Title: Sequencing artifacts in the type A influenza database and attempts to correct them

item Marbut, Lauren
item Suarez, David
item CHESTER, NIKKI - Athens Academy

Submitted to: International Symposium on Avian Influenza
Publication Type: Abstract Only
Publication Acceptance Date: 4/1/2015
Publication Date: 4/12/2015
Citation: Marbut, L.A., Suarez, D.L., Chester, N. 2015. Sequencing artifacts in the type A influenza database and attempts to correct them [abstract]. 9th International Symposium on Avian Influenza. p. 92.

Interpretive Summary:

Technical Abstract: Currently over 300,000 Type A influenza gene sequences representing over 50,000 strains are available in publicly available databases. However, the quality of the sequences submitted are determined by the contributor and many sequence errors are present in the databases, which can affect the results of sequence analysis. As part of a high school class project, bioinformatics analysis was performed on all eight gene segments of influenza A virus to identify and try to have these errors corrected. Using the Influenza Research Database website, suspect sequences were identified that had non-influenza sequence added to the end of the submitted sequence.
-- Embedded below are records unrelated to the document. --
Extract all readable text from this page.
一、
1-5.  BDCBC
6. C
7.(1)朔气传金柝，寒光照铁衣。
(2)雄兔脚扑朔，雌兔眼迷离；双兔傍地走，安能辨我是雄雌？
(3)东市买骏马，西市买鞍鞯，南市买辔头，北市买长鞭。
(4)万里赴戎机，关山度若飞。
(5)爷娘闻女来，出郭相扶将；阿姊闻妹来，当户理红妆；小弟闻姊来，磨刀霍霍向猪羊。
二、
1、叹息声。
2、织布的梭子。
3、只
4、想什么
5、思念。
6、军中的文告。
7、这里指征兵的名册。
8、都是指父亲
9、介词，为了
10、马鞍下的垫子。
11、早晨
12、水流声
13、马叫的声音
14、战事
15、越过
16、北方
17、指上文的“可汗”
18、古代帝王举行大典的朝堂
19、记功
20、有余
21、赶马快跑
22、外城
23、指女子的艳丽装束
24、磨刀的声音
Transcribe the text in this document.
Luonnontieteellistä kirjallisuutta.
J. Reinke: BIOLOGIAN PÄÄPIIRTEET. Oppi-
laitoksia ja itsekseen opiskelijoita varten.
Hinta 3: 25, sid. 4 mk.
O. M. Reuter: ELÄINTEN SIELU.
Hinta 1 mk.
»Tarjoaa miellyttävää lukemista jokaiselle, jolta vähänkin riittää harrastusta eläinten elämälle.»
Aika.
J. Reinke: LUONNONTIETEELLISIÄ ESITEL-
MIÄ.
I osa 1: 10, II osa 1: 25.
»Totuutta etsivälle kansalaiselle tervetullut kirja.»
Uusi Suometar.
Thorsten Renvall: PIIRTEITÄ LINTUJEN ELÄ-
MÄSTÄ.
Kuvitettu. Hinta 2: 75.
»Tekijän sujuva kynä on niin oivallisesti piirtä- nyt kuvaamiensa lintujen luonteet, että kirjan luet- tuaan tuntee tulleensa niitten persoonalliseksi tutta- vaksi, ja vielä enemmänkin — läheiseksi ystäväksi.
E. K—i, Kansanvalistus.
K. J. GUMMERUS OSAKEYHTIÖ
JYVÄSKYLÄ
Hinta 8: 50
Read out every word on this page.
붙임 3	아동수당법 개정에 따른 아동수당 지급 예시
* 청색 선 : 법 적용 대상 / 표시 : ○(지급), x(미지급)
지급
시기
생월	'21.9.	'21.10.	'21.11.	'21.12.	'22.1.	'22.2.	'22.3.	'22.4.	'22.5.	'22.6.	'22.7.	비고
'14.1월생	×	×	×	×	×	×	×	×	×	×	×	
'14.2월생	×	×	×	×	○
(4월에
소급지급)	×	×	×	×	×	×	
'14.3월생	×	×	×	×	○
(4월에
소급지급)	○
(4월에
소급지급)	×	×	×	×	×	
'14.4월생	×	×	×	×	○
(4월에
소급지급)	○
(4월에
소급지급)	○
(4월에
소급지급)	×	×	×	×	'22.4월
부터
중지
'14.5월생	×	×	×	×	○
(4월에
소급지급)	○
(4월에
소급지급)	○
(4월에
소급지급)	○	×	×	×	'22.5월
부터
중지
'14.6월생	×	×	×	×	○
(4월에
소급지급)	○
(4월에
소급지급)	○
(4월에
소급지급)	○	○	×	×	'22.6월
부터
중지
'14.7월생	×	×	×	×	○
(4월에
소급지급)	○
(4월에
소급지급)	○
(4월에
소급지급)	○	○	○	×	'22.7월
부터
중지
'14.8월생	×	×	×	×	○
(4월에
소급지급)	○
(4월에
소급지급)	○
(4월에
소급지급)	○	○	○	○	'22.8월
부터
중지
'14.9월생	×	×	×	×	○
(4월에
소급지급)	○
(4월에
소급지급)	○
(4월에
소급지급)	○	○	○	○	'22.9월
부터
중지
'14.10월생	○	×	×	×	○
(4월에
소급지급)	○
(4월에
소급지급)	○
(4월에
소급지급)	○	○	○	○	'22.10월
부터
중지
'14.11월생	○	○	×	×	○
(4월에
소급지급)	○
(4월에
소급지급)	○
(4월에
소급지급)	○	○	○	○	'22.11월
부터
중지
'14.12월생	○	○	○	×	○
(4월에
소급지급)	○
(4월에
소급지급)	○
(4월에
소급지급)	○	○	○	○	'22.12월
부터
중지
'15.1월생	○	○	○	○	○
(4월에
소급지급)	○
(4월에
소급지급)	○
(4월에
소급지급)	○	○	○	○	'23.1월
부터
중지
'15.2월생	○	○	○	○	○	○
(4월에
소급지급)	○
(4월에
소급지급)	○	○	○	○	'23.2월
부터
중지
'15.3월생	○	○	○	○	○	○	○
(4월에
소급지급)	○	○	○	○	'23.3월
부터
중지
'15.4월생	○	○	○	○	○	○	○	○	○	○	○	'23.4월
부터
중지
Three types of errors were commonly identified: non-influenza primer sequence was not removed from the sequence; Taq polymerase added an adenine at the end of the PCR product; and the PCR product was cloned and plasmid sequence was included in the sequence. Internal insertions of nucleotides was also commonly observed, but in many cases it was unclear if the sequence were correct or not. A total of 2094 sequences were identified during the 3 years of the project, which represents a 0.73% rate of potential errors. Students contacted some of the sequence submitters alerting them that a sequence had been identified as likely having an error and, if known, what type of error it probably was, and they asked the submitter to correct the problem. A total of 283 sequences, or 13.5% of the suspect sequences, were corrected in the public databases in part because of the student project.